Museum Gardens were first created as an informal park in the late 1800s. The land was once part of Minster Pool until a causeway was built, on what is now part of Bird Street, and it became known as Bishop’s Pool (or Upper Pool). This pool silted up over time and was eventually filled in.
Museum Gardens opened as a public park in 1859, during the reign of Queen Victoria. It was developed by the City Corporation and funded by the Conduit Lands Trust. Originally incorporating ornamental pools and avenues of trees, the gardens were designed to complement the Italianate architecture of the adjoining Free Library and Museum.
Local society philanthropists and wealthy residents donated items. The garden’s ornamental fountain was donated by JT Law, the diocesan chancellor, in 1871.
The figures of the lions round Chancellor Law’s Fountain were given by Sir Richard Cooper, a city alderman, in the late 1880s. In 1892, the Conduit Lands Trust agreed to supply water to the fountain three times a week in the summer, without charge.
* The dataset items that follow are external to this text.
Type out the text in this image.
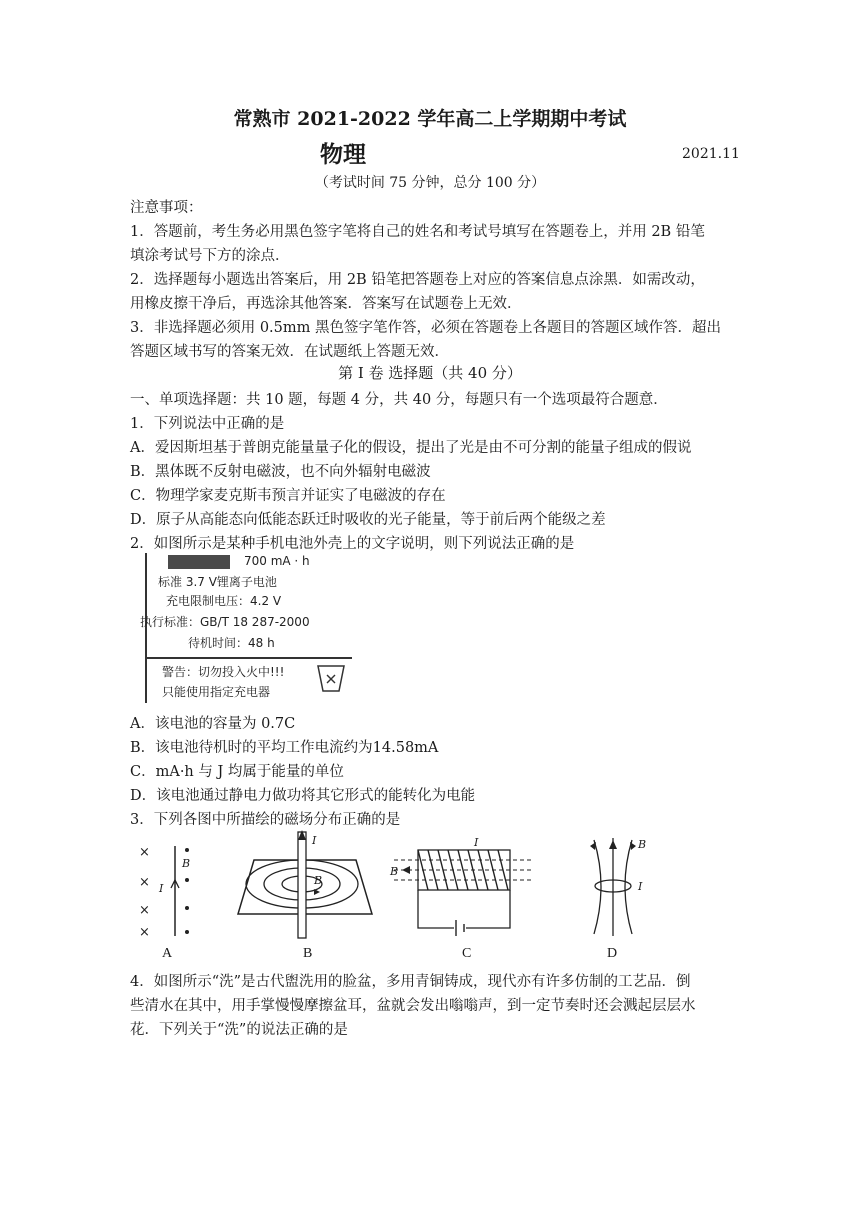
常熟市 2021-2022 学年高二上学期期中考试
物理	2021.11
（考试时间 75 分钟，总分 100 分）
注意事项：
1．答题前，考生务必用黑色签字笔将自己的姓名和考试号填写在答题卷上，并用 2B 铅笔
填涂考试号下方的涂点．
2．选择题每小题选出答案后，用 2B 铅笔把答题卷上对应的答案信息点涂黑．如需改动，
用橡皮擦干净后，再选涂其他答案．答案写在试题卷上无效．
3．非选择题必须用 0.5mm 黑色签字笔作答，必须在答题卷上各题目的答题区域作答．超出
答题区域书写的答案无效．在试题纸上答题无效．
第 I 卷 选择题（共 40 分）
一、单项选择题：共 10 题，每题 4 分，共 40 分，每题只有一个选项最符合题意．
1．下列说法中正确的是
A．爱因斯坦基于普朗克能量量子化的假设，提出了光是由不可分割的能量子组成的假说
B．黑体既不反射电磁波，也不向外辐射电磁波
C．物理学家麦克斯韦预言并证实了电磁波的存在
D．原子从高能态向低能态跃迁时吸收的光子能量，等于前后两个能级之差
2．如图所示是某种手机电池外壳上的文字说明，则下列说法正确的是
700 mA · h
标准 3.7 V锂离子电池
充电限制电压：4.2 V
执行标准：GB/T 18 287-2000
待机时间：48 h
警告：切勿投入火中!!!
只能使用指定充电器
A．该电池的容量为 0.7C
B．该电池待机时的平均工作电流约为14.58mA
C．mA·h 与 J 均属于能量的单位
D．该电池通过静电力做功将其它形式的能转化为电能
3．下列各图中所描绘的磁场分布正确的是
×
×
×
×
I
B
I
B
B
I	B
I
A	B	C	D
4．如图所示“洗”是古代盥洗用的脸盆，多用青铜铸成，现代亦有许多仿制的工艺品．倒
些清水在其中，用手掌慢慢摩擦盆耳，盆就会发出嗡嗡声，到一定节奏时还会溅起层层水
花．下列关于“洗”的说法正确的是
Beacon Park’s Recreation Grounds were opened in 1891 on nearly 5 acres of land. The grounds were extended by 11½ acres in 1944, thanks to a local benefactor, Lieutenant-Colonel Michael Swinfen Broun. The area now features tennis courts, bowling greens and football pitches.
Martyrs’ Plaque is the remains of a sculpture of the city’s common seal. It was originally set into the façade of Lichfield’s 18th century Guildhall, but is now displayed on a plinth in the park’s herbaceous garden.
The plaque portrays three dismembered kings who, according to legend, led 999 Christians into battle against the Romans in AD 288. The kings were defeated and became martyrs.
Beacon Park, including Museum Gardens, is owned and managed by Lichfield District Council.